Born in 1962, Agnes Peynetsa learned to make traditional Zuni pottery from Jennie Laate. Jennie taught at Zuni High School. But it’s a sad fact that in all the arts, everywhere in the world, a high percentage of talented young artists drop out and do other things with their lives. The people in Jennie Laate’s classes at Zuni High were no exception.

Jennie taught the making of pottery in mostly traditional ways – mostly traditional because the school had an electric kiln and she used it in her classes. So when the students left high school, they no longer had access to that kiln…

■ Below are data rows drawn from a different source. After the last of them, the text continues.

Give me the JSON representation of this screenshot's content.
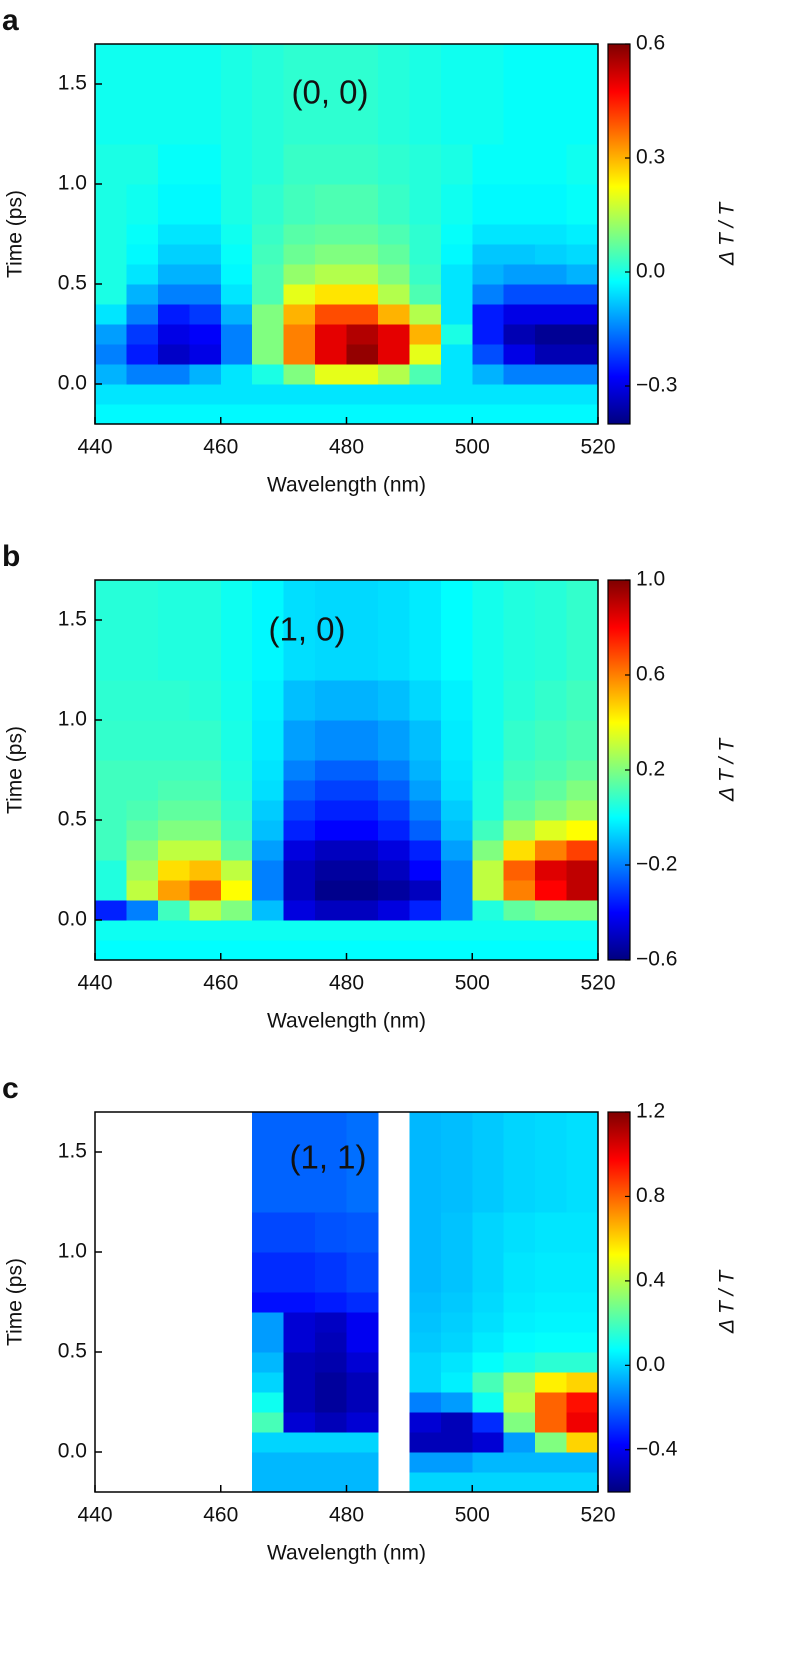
{
  "chart_data": [
    {
      "type": "heatmap",
      "panel_label": "a",
      "annotation": "(0, 0)",
      "xlabel": "Wavelength (nm)",
      "ylabel": "Time (ps)",
      "colorbar_label": "Δ T / T",
      "colormap": "jet",
      "x": [
        440,
        445,
        450,
        455,
        460,
        465,
        470,
        475,
        480,
        485,
        490,
        495,
        500,
        505,
        510,
        515,
        520
      ],
      "y": [
        -0.2,
        -0.1,
        0,
        0.1,
        0.2,
        0.3,
        0.4,
        0.5,
        0.6,
        0.7,
        0.8,
        1.0,
        1.2,
        1.7
      ],
      "z": [
        [
          -0.03,
          -0.03,
          -0.03,
          -0.03,
          -0.03,
          -0.03,
          -0.03,
          -0.03,
          -0.03,
          -0.03,
          -0.03,
          -0.03,
          -0.03,
          -0.03,
          -0.03,
          -0.03
        ],
        [
          -0.05,
          -0.05,
          -0.05,
          -0.05,
          -0.05,
          -0.05,
          -0.05,
          -0.05,
          -0.05,
          -0.05,
          -0.05,
          -0.05,
          -0.05,
          -0.05,
          -0.05,
          -0.05
        ],
        [
          -0.1,
          -0.15,
          -0.15,
          -0.1,
          -0.05,
          0,
          0.1,
          0.2,
          0.2,
          0.15,
          0.05,
          -0.05,
          -0.1,
          -0.15,
          -0.15,
          -0.15
        ],
        [
          -0.15,
          -0.25,
          -0.33,
          -0.3,
          -0.15,
          0.1,
          0.35,
          0.5,
          0.58,
          0.5,
          0.2,
          -0.05,
          -0.2,
          -0.3,
          -0.35,
          -0.35
        ],
        [
          -0.12,
          -0.22,
          -0.3,
          -0.28,
          -0.15,
          0.1,
          0.35,
          0.5,
          0.55,
          0.5,
          0.3,
          0,
          -0.25,
          -0.35,
          -0.38,
          -0.38
        ],
        [
          -0.05,
          -0.15,
          -0.25,
          -0.22,
          -0.1,
          0.1,
          0.3,
          0.4,
          0.4,
          0.3,
          0.15,
          -0.05,
          -0.25,
          -0.3,
          -0.3,
          -0.3
        ],
        [
          0,
          -0.1,
          -0.15,
          -0.15,
          -0.05,
          0.05,
          0.2,
          0.25,
          0.25,
          0.15,
          0.05,
          -0.05,
          -0.15,
          -0.2,
          -0.2,
          -0.2
        ],
        [
          0,
          -0.05,
          -0.1,
          -0.1,
          -0.03,
          0.05,
          0.12,
          0.15,
          0.15,
          0.1,
          0.03,
          -0.05,
          -0.1,
          -0.12,
          -0.12,
          -0.1
        ],
        [
          0,
          -0.03,
          -0.07,
          -0.07,
          -0.02,
          0.04,
          0.08,
          0.1,
          0.1,
          0.07,
          0.02,
          -0.03,
          -0.08,
          -0.08,
          -0.07,
          -0.06
        ],
        [
          0,
          -0.02,
          -0.05,
          -0.05,
          -0.01,
          0.03,
          0.06,
          0.07,
          0.07,
          0.05,
          0.02,
          -0.02,
          -0.05,
          -0.05,
          -0.05,
          -0.04
        ],
        [
          0,
          -0.01,
          -0.03,
          -0.03,
          0,
          0.02,
          0.04,
          0.05,
          0.05,
          0.03,
          0.01,
          -0.01,
          -0.03,
          -0.03,
          -0.03,
          -0.02
        ],
        [
          0,
          0,
          -0.02,
          -0.02,
          0,
          0.01,
          0.03,
          0.03,
          0.03,
          0.02,
          0.01,
          0,
          -0.02,
          -0.02,
          -0.02,
          -0.01
        ],
        [
          -0.01,
          -0.01,
          -0.01,
          -0.01,
          0,
          0.01,
          0.02,
          0.02,
          0.02,
          0.01,
          0,
          -0.01,
          -0.01,
          -0.02,
          -0.02,
          -0.02
        ]
      ],
      "xlim": [
        440,
        520
      ],
      "ylim": [
        -0.2,
        1.7
      ],
      "zlim": [
        -0.4,
        0.6
      ],
      "xticks": [
        440,
        460,
        480,
        500,
        520
      ],
      "yticks": [
        {
          "value": 0,
          "label": "0.0"
        },
        0.5,
        {
          "value": 1,
          "label": "1.0"
        },
        1.5
      ],
      "colorbar_ticks": [
        {
          "value": -0.3,
          "label": "−0.3"
        },
        {
          "value": 0,
          "label": "0.0"
        },
        0.3,
        0.6
      ]
    },
    {
      "type": "heatmap",
      "panel_label": "b",
      "annotation": "(1, 0)",
      "xlabel": "Wavelength (nm)",
      "ylabel": "Time (ps)",
      "colorbar_label": "Δ T / T",
      "colormap": "jet",
      "x": [
        440,
        445,
        450,
        455,
        460,
        465,
        470,
        475,
        480,
        485,
        490,
        495,
        500,
        505,
        510,
        515,
        520
      ],
      "y": [
        -0.2,
        -0.1,
        0,
        0.1,
        0.2,
        0.3,
        0.4,
        0.5,
        0.6,
        0.7,
        0.8,
        1.0,
        1.2,
        1.7
      ],
      "z": [
        [
          0,
          0,
          0,
          0,
          0,
          0,
          0,
          0,
          0,
          0,
          0,
          0,
          0,
          0,
          0,
          0
        ],
        [
          0.02,
          0.02,
          0.02,
          0.02,
          0.02,
          0.02,
          0.02,
          0.02,
          0.02,
          0.02,
          0.02,
          0.02,
          0.02,
          0.02,
          0.02,
          0.02
        ],
        [
          -0.35,
          -0.2,
          0.1,
          0.3,
          0.2,
          -0.1,
          -0.45,
          -0.5,
          -0.5,
          -0.45,
          -0.35,
          -0.2,
          0.05,
          0.15,
          0.2,
          0.2
        ],
        [
          0.05,
          0.3,
          0.55,
          0.65,
          0.4,
          -0.2,
          -0.5,
          -0.58,
          -0.58,
          -0.55,
          -0.5,
          -0.2,
          0.3,
          0.6,
          0.8,
          0.9
        ],
        [
          0.05,
          0.25,
          0.45,
          0.5,
          0.3,
          -0.2,
          -0.5,
          -0.55,
          -0.55,
          -0.5,
          -0.4,
          -0.2,
          0.3,
          0.65,
          0.85,
          0.9
        ],
        [
          0.1,
          0.2,
          0.3,
          0.3,
          0.15,
          -0.15,
          -0.45,
          -0.5,
          -0.5,
          -0.45,
          -0.35,
          -0.15,
          0.2,
          0.45,
          0.6,
          0.7
        ],
        [
          0.1,
          0.15,
          0.2,
          0.2,
          0.1,
          -0.1,
          -0.35,
          -0.4,
          -0.4,
          -0.35,
          -0.25,
          -0.1,
          0.1,
          0.25,
          0.35,
          0.4
        ],
        [
          0.1,
          0.12,
          0.15,
          0.15,
          0.08,
          -0.08,
          -0.3,
          -0.35,
          -0.35,
          -0.3,
          -0.2,
          -0.08,
          0.05,
          0.15,
          0.2,
          0.25
        ],
        [
          0.1,
          0.1,
          0.12,
          0.12,
          0.06,
          -0.05,
          -0.25,
          -0.3,
          -0.3,
          -0.25,
          -0.15,
          -0.05,
          0.05,
          0.12,
          0.15,
          0.2
        ],
        [
          0.1,
          0.1,
          0.1,
          0.1,
          0.05,
          -0.04,
          -0.2,
          -0.25,
          -0.25,
          -0.2,
          -0.12,
          -0.04,
          0.04,
          0.1,
          0.12,
          0.15
        ],
        [
          0.08,
          0.08,
          0.08,
          0.08,
          0.04,
          -0.03,
          -0.15,
          -0.18,
          -0.18,
          -0.15,
          -0.1,
          -0.03,
          0.03,
          0.08,
          0.1,
          0.12
        ],
        [
          0.07,
          0.07,
          0.07,
          0.06,
          0.03,
          -0.02,
          -0.1,
          -0.12,
          -0.12,
          -0.1,
          -0.06,
          -0.02,
          0.03,
          0.06,
          0.08,
          0.1
        ],
        [
          0.06,
          0.06,
          0.05,
          0.05,
          0.02,
          -0.01,
          -0.05,
          -0.06,
          -0.06,
          -0.05,
          -0.03,
          0,
          0.03,
          0.05,
          0.06,
          0.08
        ]
      ],
      "xlim": [
        440,
        520
      ],
      "ylim": [
        -0.2,
        1.7
      ],
      "zlim": [
        -0.6,
        1.0
      ],
      "xticks": [
        440,
        460,
        480,
        500,
        520
      ],
      "yticks": [
        {
          "value": 0,
          "label": "0.0"
        },
        0.5,
        {
          "value": 1,
          "label": "1.0"
        },
        1.5
      ],
      "colorbar_ticks": [
        {
          "value": -0.6,
          "label": "−0.6"
        },
        {
          "value": -0.2,
          "label": "−0.2"
        },
        0.2,
        0.6,
        {
          "value": 1,
          "label": "1.0"
        }
      ]
    },
    {
      "type": "heatmap",
      "panel_label": "c",
      "annotation": "(1, 1)",
      "xlabel": "Wavelength (nm)",
      "ylabel": "Time (ps)",
      "colorbar_label": "Δ T / T",
      "colormap": "jet",
      "x": [
        440,
        445,
        450,
        455,
        460,
        465,
        470,
        475,
        480,
        485,
        490,
        495,
        500,
        505,
        510,
        515,
        520
      ],
      "y": [
        -0.2,
        -0.1,
        0,
        0.1,
        0.2,
        0.3,
        0.4,
        0.5,
        0.6,
        0.7,
        0.8,
        1.0,
        1.2,
        1.7
      ],
      "z": [
        [
          null,
          null,
          null,
          null,
          null,
          -0.05,
          -0.05,
          -0.05,
          -0.05,
          null,
          0,
          0,
          0,
          0,
          0,
          0
        ],
        [
          null,
          null,
          null,
          null,
          null,
          -0.05,
          -0.05,
          -0.05,
          -0.05,
          null,
          -0.1,
          -0.1,
          -0.05,
          -0.05,
          -0.05,
          -0.05
        ],
        [
          null,
          null,
          null,
          null,
          null,
          0,
          0,
          0,
          0,
          null,
          -0.5,
          -0.5,
          -0.45,
          -0.1,
          0.3,
          0.6
        ],
        [
          null,
          null,
          null,
          null,
          null,
          0.2,
          -0.45,
          -0.5,
          -0.45,
          null,
          -0.45,
          -0.5,
          -0.3,
          0.3,
          0.8,
          1.0
        ],
        [
          null,
          null,
          null,
          null,
          null,
          0.1,
          -0.5,
          -0.55,
          -0.5,
          null,
          -0.15,
          -0.1,
          0.1,
          0.4,
          0.8,
          0.95
        ],
        [
          null,
          null,
          null,
          null,
          null,
          0,
          -0.5,
          -0.55,
          -0.5,
          null,
          0,
          0.05,
          0.2,
          0.35,
          0.55,
          0.6
        ],
        [
          null,
          null,
          null,
          null,
          null,
          -0.05,
          -0.5,
          -0.52,
          -0.45,
          null,
          0,
          0.03,
          0.08,
          0.12,
          0.15,
          0.15
        ],
        [
          null,
          null,
          null,
          null,
          null,
          -0.1,
          -0.45,
          -0.5,
          -0.4,
          null,
          -0.02,
          0,
          0.04,
          0.07,
          0.08,
          0.08
        ],
        [
          null,
          null,
          null,
          null,
          null,
          -0.1,
          -0.45,
          -0.48,
          -0.4,
          null,
          -0.03,
          -0.01,
          0.02,
          0.05,
          0.06,
          0.06
        ],
        [
          null,
          null,
          null,
          null,
          null,
          -0.35,
          -0.35,
          -0.33,
          -0.3,
          null,
          -0.04,
          -0.02,
          0.01,
          0.04,
          0.05,
          0.05
        ],
        [
          null,
          null,
          null,
          null,
          null,
          -0.3,
          -0.3,
          -0.28,
          -0.25,
          null,
          -0.05,
          -0.03,
          0,
          0.03,
          0.04,
          0.04
        ],
        [
          null,
          null,
          null,
          null,
          null,
          -0.25,
          -0.25,
          -0.23,
          -0.22,
          null,
          -0.05,
          -0.03,
          0,
          0.02,
          0.03,
          0.03
        ],
        [
          null,
          null,
          null,
          null,
          null,
          -0.2,
          -0.2,
          -0.2,
          -0.18,
          null,
          -0.05,
          -0.04,
          -0.02,
          0,
          0.01,
          0.02
        ]
      ],
      "xlim": [
        440,
        520
      ],
      "ylim": [
        -0.2,
        1.7
      ],
      "zlim": [
        -0.6,
        1.2
      ],
      "xticks": [
        440,
        460,
        480,
        500,
        520
      ],
      "yticks": [
        {
          "value": 0,
          "label": "0.0"
        },
        0.5,
        {
          "value": 1,
          "label": "1.0"
        },
        1.5
      ],
      "colorbar_ticks": [
        {
          "value": -0.4,
          "label": "−0.4"
        },
        {
          "value": 0,
          "label": "0.0"
        },
        0.4,
        0.8,
        1.2
      ]
    }
  ]
}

However, breaking this rule were Agnes’ brother Anderson Peynetsa and their sister Priscilla Peynetsa. Once she finished school, Agnes at first worked with and learned from Anderson. Anderson built a very respectable body of work in the mid-1990s and established himself as one of Zuni’s premier potters. Many of Anderson and Agnes’s older, combined effort works are signed “A.A. Peynetsa”.

When Anderson married Avelia, “A.A. Peynetsa” came to mean Anderson and Avelia. Agnes was then on her own.

Early in her career, Agnes also worked with Berdel Soseeah. Priscilla also worked hard and became one of Zuni’s finest and most recognized potters.

Agnes digs her own clay locally, grinds it, cleans it, and then forms the pot completely by hand. She also grinds her own slip for the decoration and makes her own paint. However, like most Acoma and Zuni potters these days, she uses an electric kiln.

Defending the use of the electric kiln, the brilliant potter Noreen Simplicio stated in Milford Nahohai‘s and Elisa Phelp’s Dialogues with Zuni Potters: “Over at [Santa Fe] Indian Market, when you try to enter your work, they’ll downgrade it because it’s fired in a kiln. I think it’s good that they have that for people who are totally traditional, but they should have room for people that, like myself, are both traditional and contemporary.”

Agnes is both traditional and contemporary in her pottery. According to Allen Hayes and John Blom’s “Southwestern Pottery – Anasazi to Zuni”: “All Peynetsa work is excellent: excellently decorated, excellently sculpted, often with a quiet sense of humor, never with an inflated sense of importance. Where else can you see major, museum-quality pieces right alongside a refrigerator magnet, all done with the same loving care?”

In 2018 at the Heard Museum Guild Indian Fair & Market, Agnes earned a Judge’s Award from Betsy Fahlman, PhD. It was awarded for artwork entitled: “Water jar”.